Phelan responds to councillors' concerns over planning circular

Minister of State, John Paul Phelan, told the elected members of Mayo County Council this week: "This is the law of the land and you have been breaching it for years," in response to a spate of complaints from elected members of the local authority to a circular issued by the Department of Housing, Planning and Local Government, calling on members not to discuss planning applications at public meetings.

Minister Phelan was at the April meeting of the council to give the members a presentation on the plans his Department has in relation to reforming local government in the country, but he also took questions on a wide ranging number of topics from the members.

The issue at hand is that councillors in Mayo have discussed planning applications at local meetings in the county, but this is not the practice in other local authorities and the letter from Minister Eoghan Murphy's Department has called on this practice to stop.

Minister Phelan said: "In some parts of the country there is no discussion of individual planning files, while in others like Mayo there is a discussion of files.
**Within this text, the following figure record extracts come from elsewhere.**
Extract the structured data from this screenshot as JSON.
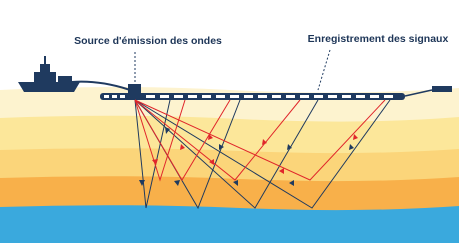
{
  "labels": {
    "source": "Source d'émission des ondes",
    "recording": "Enregistrement des signaux"
  }
}
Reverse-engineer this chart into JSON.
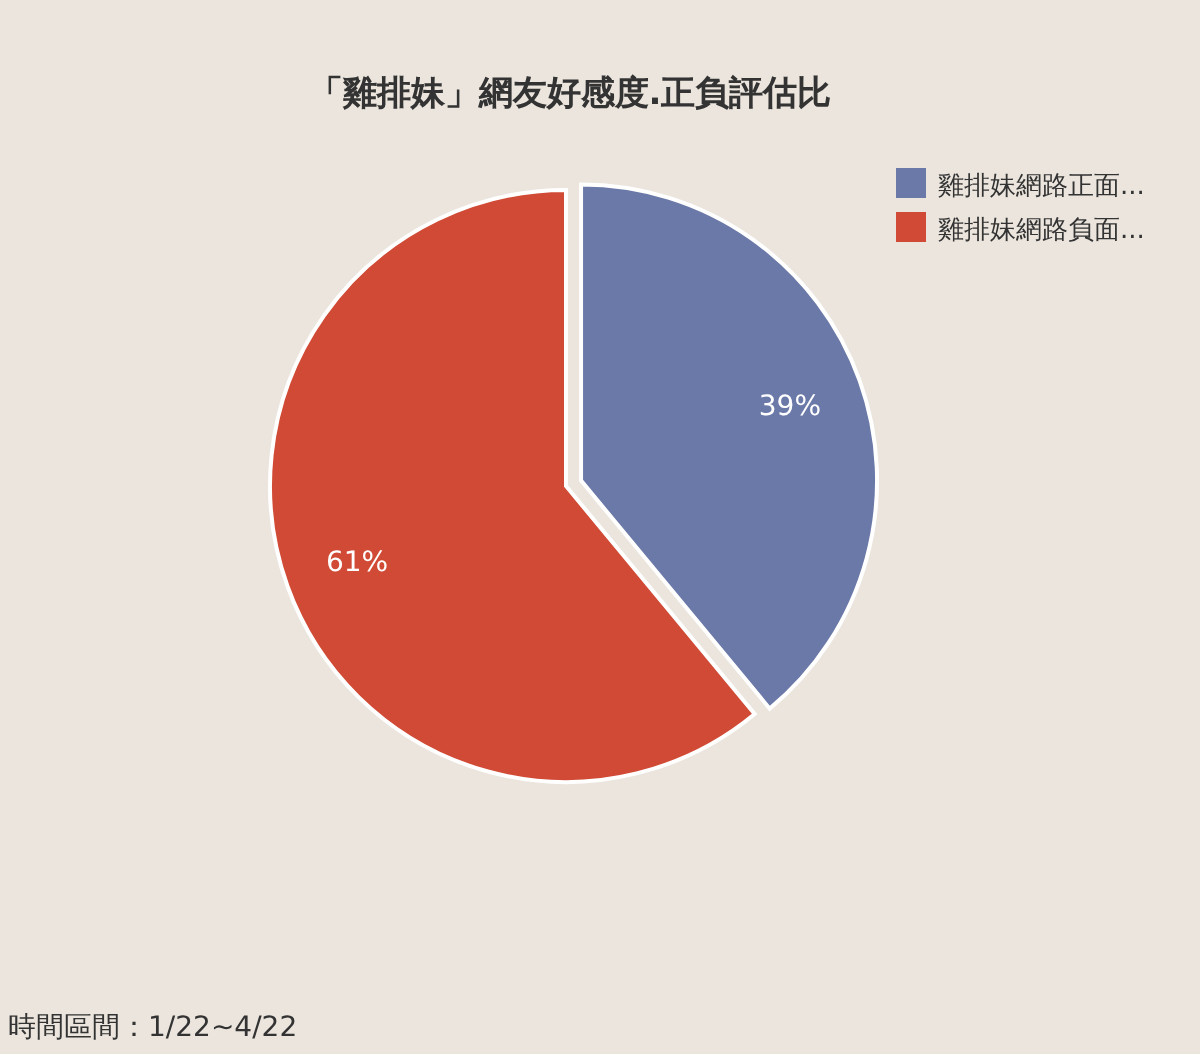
{
  "chart_data": {
    "type": "pie",
    "title": "「雞排妹」網友好感度.正負評估比",
    "categories": [
      "雞排妹網路正面...",
      "雞排妹網路負面..."
    ],
    "values": [
      39,
      61
    ],
    "colors": [
      "#6b79a8",
      "#d04a35"
    ],
    "value_labels": [
      "39%",
      "61%"
    ],
    "legend": "top right",
    "annotations": [
      "時間區間：1/22~4/22"
    ]
  }
}
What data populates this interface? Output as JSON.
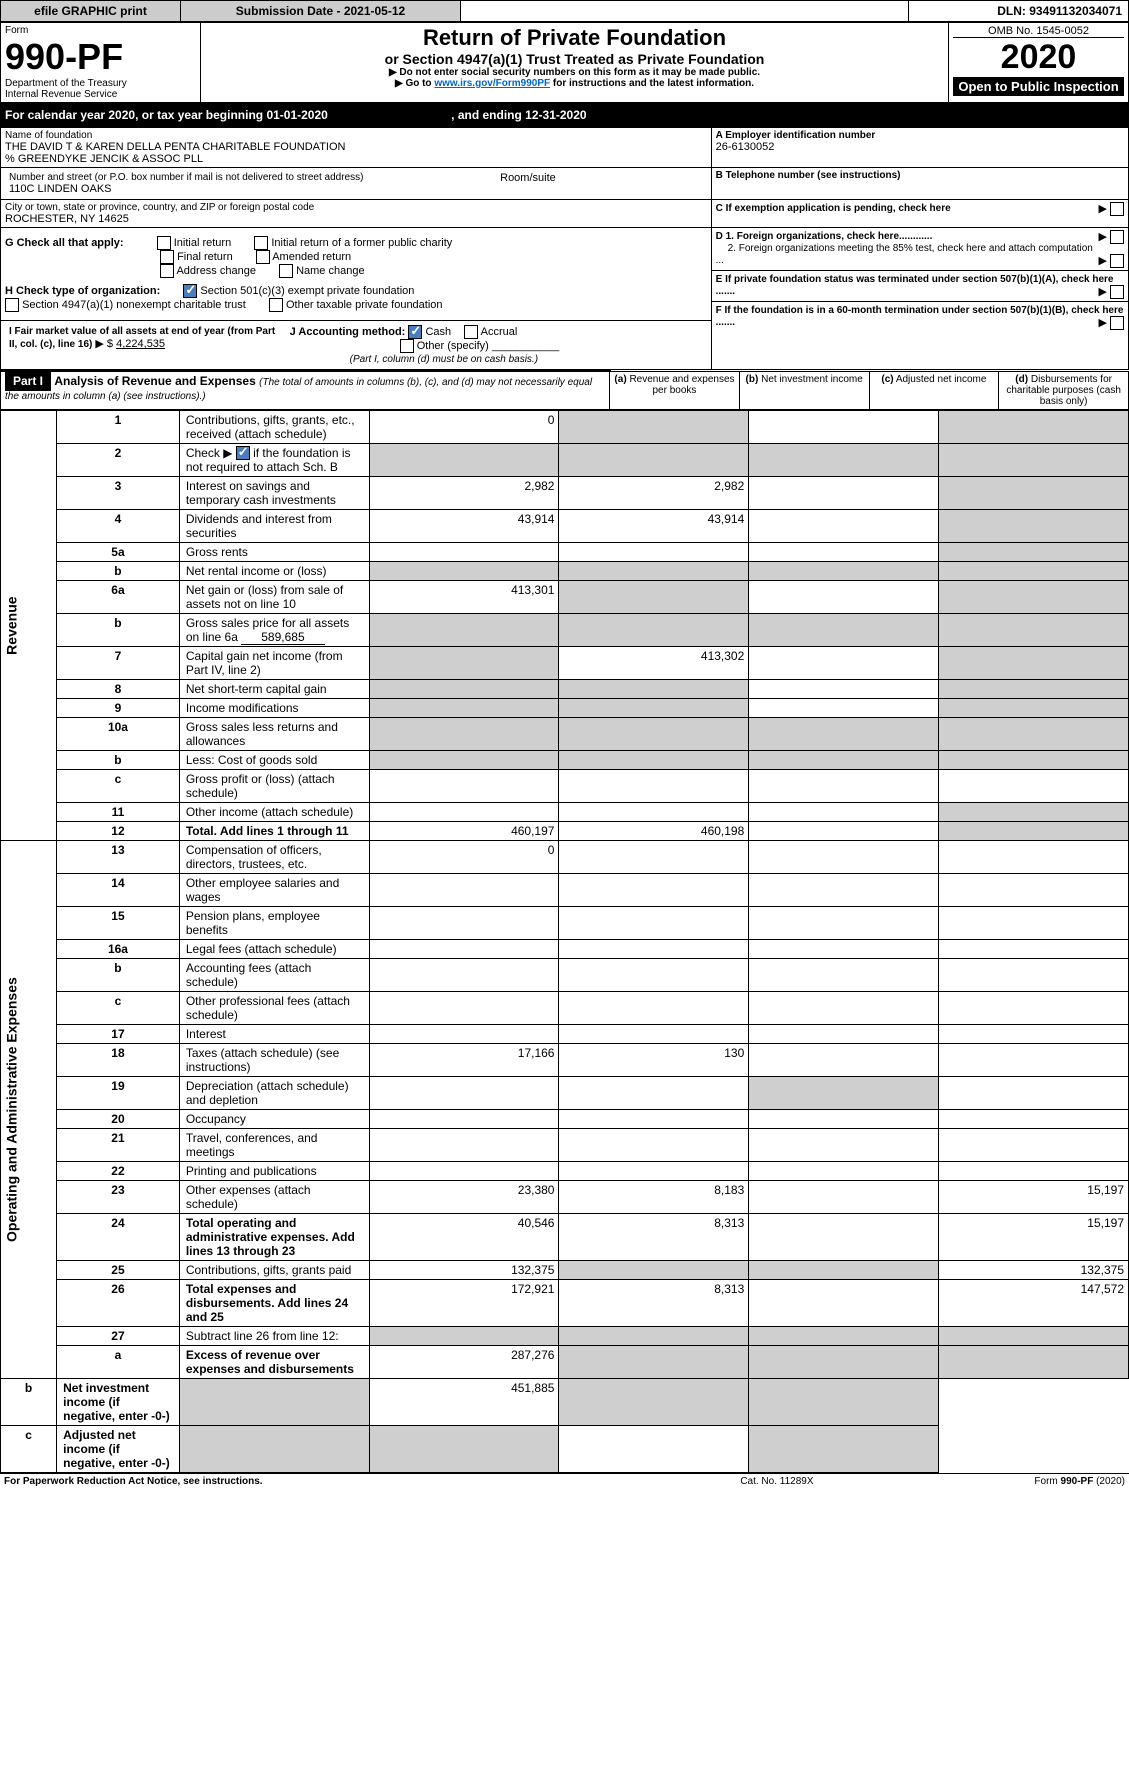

I would have a great problem with individuals' applications being discussed in public at a council meeting — the laws haven't been changed, it is just that a clarification has been issued.

The chief executive of Mayo County Council, Peter Hynes, said he agreed with the interpretation of the law as stated in the circular, he added that there was still an opportunity for councillors to make representations on planning applications by engaging with the council's planning staff, but just not discussing them at public meetings.

A large number of the councillors at the meeting this week and in Municipal District meetings in recent weeks have been highly critical of the circular from the Department, with a number of them saying it was another blow to local democracy.